La CFDT a pris connaissance d’une circulaire modifiant le cadre des rémunérations comme seule proposition formulée à l’issue d’un groupe de travail dont l’objet était d’aborder les différentes facettes liées au problématique de la formation par des formateurs internes de l’établissement. La gouvernance a rejeté d’un bloc les différentes propositions formulées par la CFDT.
Car la CFDT a formulé d’autres propositions (à télécharger ici) qui s’appuie s’appuie aussi sur le résultat de son enquête flash (à lire ici).
La CFDT regrette que ni les élus de l’administration (liste Alternative), ni les autres syndicats ne sont opposés à cette proposition. Grâce au vote contre de la CFDT, l’avis du CSA a la proposition de l’employeur a été rejeté (vote contre CFDT 4 voix et abstention de la FSU (3), de Fo (2) et de l’Unsa (1). Il revient maintenant à la direction de l’université à proposer une nouvelle circulaire ou à passer en force.
Le point sur ….
Quitter la fonction publique via la rupture conventionnelle, un dispositif pérennisé
La loi de Finances pour 2026 a pérennisé la rupture conventionnelle. Elle est désormais possible pour les fonctionnaires titulaires et les contractuels en CDI. Elle ne s’applique néanmoins pas aux fonctionnaires stagiaires ; aux fonctionnaires ayant atteint l’âge minimum de départ à la retraite et ayant le nombre de trimestres exigé pour avoir droit à une retraite à taux plein ; aux fonctionnaires détachés en qualité d’agent contractuel.
La fonction publique s’aligne en partie sur le secteur privé.
La rupture conventionnelle est entrée en application en France au 1er août 2008. Avant 2008, il y avait deux possibilités de quitter une entreprise : le licenciement ou la démission. La rupture conventionnelle est devenue une troisième voie très utilisée pour rompre un contrat à durée indéterminée (CDI) dans le secteur privé. Dans la fonction publique, elle avait été introduite à titre expérimental du 1er janvier 2020 au 31 décembre 2025, par la loi n°2019-828 du 6 août 2019 de transformation de la fonction publique.
La rupture conventionnelle est une possibilité mais pas un droit
La rupture conventionnelle permet à un agent et son administration employeur de convenir ensemble des modalités qui mettent fin à la relation de travail.

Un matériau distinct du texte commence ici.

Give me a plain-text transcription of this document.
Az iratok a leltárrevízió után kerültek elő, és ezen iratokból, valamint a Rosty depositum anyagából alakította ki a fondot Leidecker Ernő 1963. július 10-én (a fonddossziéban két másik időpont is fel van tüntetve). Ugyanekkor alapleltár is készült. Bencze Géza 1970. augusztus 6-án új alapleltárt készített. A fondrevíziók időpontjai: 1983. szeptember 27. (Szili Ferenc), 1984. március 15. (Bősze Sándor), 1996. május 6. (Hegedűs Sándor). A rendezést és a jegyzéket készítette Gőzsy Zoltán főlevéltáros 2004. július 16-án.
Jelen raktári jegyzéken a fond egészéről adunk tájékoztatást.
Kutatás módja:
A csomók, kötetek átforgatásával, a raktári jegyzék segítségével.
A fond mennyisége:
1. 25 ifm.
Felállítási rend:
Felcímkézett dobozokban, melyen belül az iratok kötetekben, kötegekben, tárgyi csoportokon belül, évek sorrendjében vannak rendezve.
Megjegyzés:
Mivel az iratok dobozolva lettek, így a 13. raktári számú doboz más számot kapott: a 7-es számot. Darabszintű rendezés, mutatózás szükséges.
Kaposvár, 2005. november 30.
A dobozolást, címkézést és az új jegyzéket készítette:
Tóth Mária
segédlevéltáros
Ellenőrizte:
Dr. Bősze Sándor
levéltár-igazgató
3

Elle peut être engagée à l’initiative de l’agent ou à l’initiative de l’administration employeur. Elle ouvre droit pour l’agent à une indemnité spécifique de rupture, dont le montant dépend : de la rémunération brute annuelle perçue au cours de l’année civile précédant l’année de la rupture conventionnelle et de l’ancienneté. Le fonctionnaire qui aura perçu une telle indemnité devra la rembourser s’il est recruté dans les six années qui suivent au sein de l’administration avec laquelle il a conclu la rupture conventionnelle. Celle-ci donne par ailleurs droit à l’indemnisation chômage.

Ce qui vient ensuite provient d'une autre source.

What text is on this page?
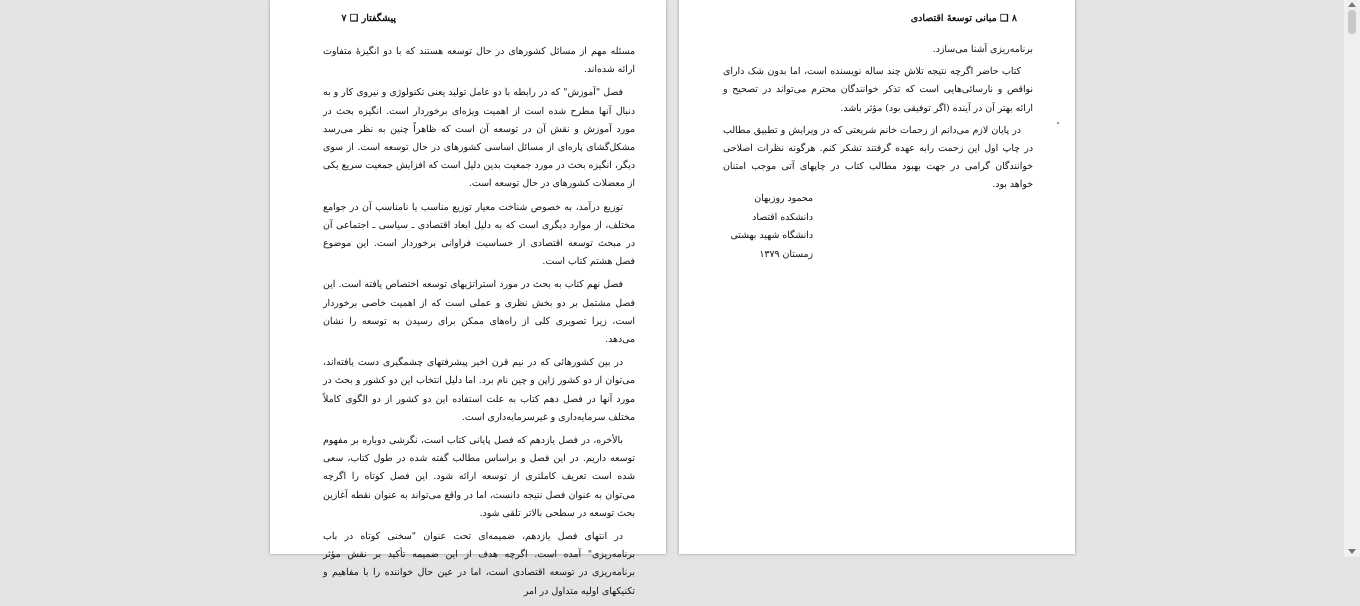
پیشگفتار ❑ ۷

مسئله مهم از مسائل کشورهای در حال توسعه هستند که با دو انگیزهٔ متفاوت ارائه شده‌اند.

فصل "آموزش" که در رابطه با دو عامل تولید یعنی تکنولوژی و نیروی کار و به دنبال آنها مطرح شده است از اهمیت ویژه‌ای برخوردار است. انگیزه بحث در مورد آموزش و نقش آن در توسعه آن است که ظاهراً چنین به نظر می‌رسد مشکل‌گشای پاره‌ای از مسائل اساسی کشورهای در حال توسعه است. از سوی دیگر، انگیزه بحث در مورد جمعیت بدین دلیل است که افزایش جمعیت سریع یکی از معضلات کشورهای در حال توسعه است.

توزیع درآمد، به خصوص شناخت معیار توزیع مناسب یا نامناسب آن در جوامع مختلف، از موارد دیگری است که به دلیل ابعاد اقتصادی ـ سیاسی ـ اجتماعی آن در مبحث توسعه اقتصادی از حساسیت فراوانی برخوردار است. این موضوع فصل هشتم کتاب است.

فصل نهم کتاب به بحث در مورد استراتژیهای توسعه اختصاص یافته است. این فصل مشتمل بر دو بخش نظری و عملی است که از اهمیت خاصی برخوردار است، زیرا تصویری کلی از راه‌های ممکن برای رسیدن به توسعه را نشان می‌دهد.

در بین کشورهائی که در نیم قرن اخیر پیشرفتهای چشمگیری دست یافته‌اند، می‌توان از دو کشور ژاپن و چین نام برد. اما دلیل انتخاب این دو کشور و بحث در مورد آنها در فصل دهم کتاب به علت استفاده این دو کشور از دو الگوی کاملاً مختلف سرمایه‌داری و غیرسرمایه‌داری است.

بالأخره، در فصل یازدهم که فصل پایانی کتاب است، نگرشی دوباره بر مفهوم توسعه داریم. در این فصل و براساس مطالب گفته شده در طول کتاب، سعی شده است تعریف کاملتری از توسعه ارائه شود. این فصل کوتاه را اگرچه می‌توان به عنوان فصل نتیجه دانست، اما در واقع می‌تواند به عنوان نقطه آغازین بحث توسعه در سطحی بالاتر تلقی شود.

در انتهای فصل یازدهم، ضمیمه‌ای تحت عنوان "سخنی کوتاه در باب برنامه‌ریزی" آمده است. اگرچه هدف از این ضمیمه تأکید بر نقش مؤثر برنامه‌ریزی در توسعه اقتصادی است، اما در عین حال خواننده را با مفاهیم و تکنیکهای اولیه متداول در امر

۸ ❑ مبانی توسعهٔ اقتصادی

برنامه‌ریزی آشنا می‌سازد.

کتاب حاضر اگرچه نتیجه تلاش چند ساله نویسنده است، اما بدون شک دارای نواقص و نارسائی‌هایی است که تذکر خوانندگان محترم می‌تواند در تصحیح و ارائه بهتر آن در آینده (اگر توفیقی بود) مؤثر باشد.

در پایان لازم می‌دانم از زحمات خانم شریعتی که در ویرایش و تطبیق مطالب در چاپ اول این زحمت رابه عهده گرفتند تشکر کنم. هرگونه نظرات اصلاحی خوانندگان گرامی در جهت بهبود مطالب کتاب در چاپهای آتی موجب امتنان خواهد بود.

محمود روزبهان
دانشکده اقتصاد
دانشگاه شهید بهشتی
زمستان ۱۳۷۹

Dans toutes ces démarches, la CFDT vous accompagne, notamment en vous conseillant et en vous accompagnant lors des entretiens avec l’employeur.
La CFDT considère qu’un divorce à l’amiable est préférable à un mariage forcé.
Nombreux sont les agents publics qui souhaitaient la pérennisation de la rupture conventionnelle. La CFDT préfère que les employeurs publics s’interrogent réellement sur les raisons de la popularité de la rupture conventionnelle, mais ne s’oppose pas à l’application de cette possibilité prévue aux articles L.552-1 à L.552-5 du code général de la fonction publique (CGFP).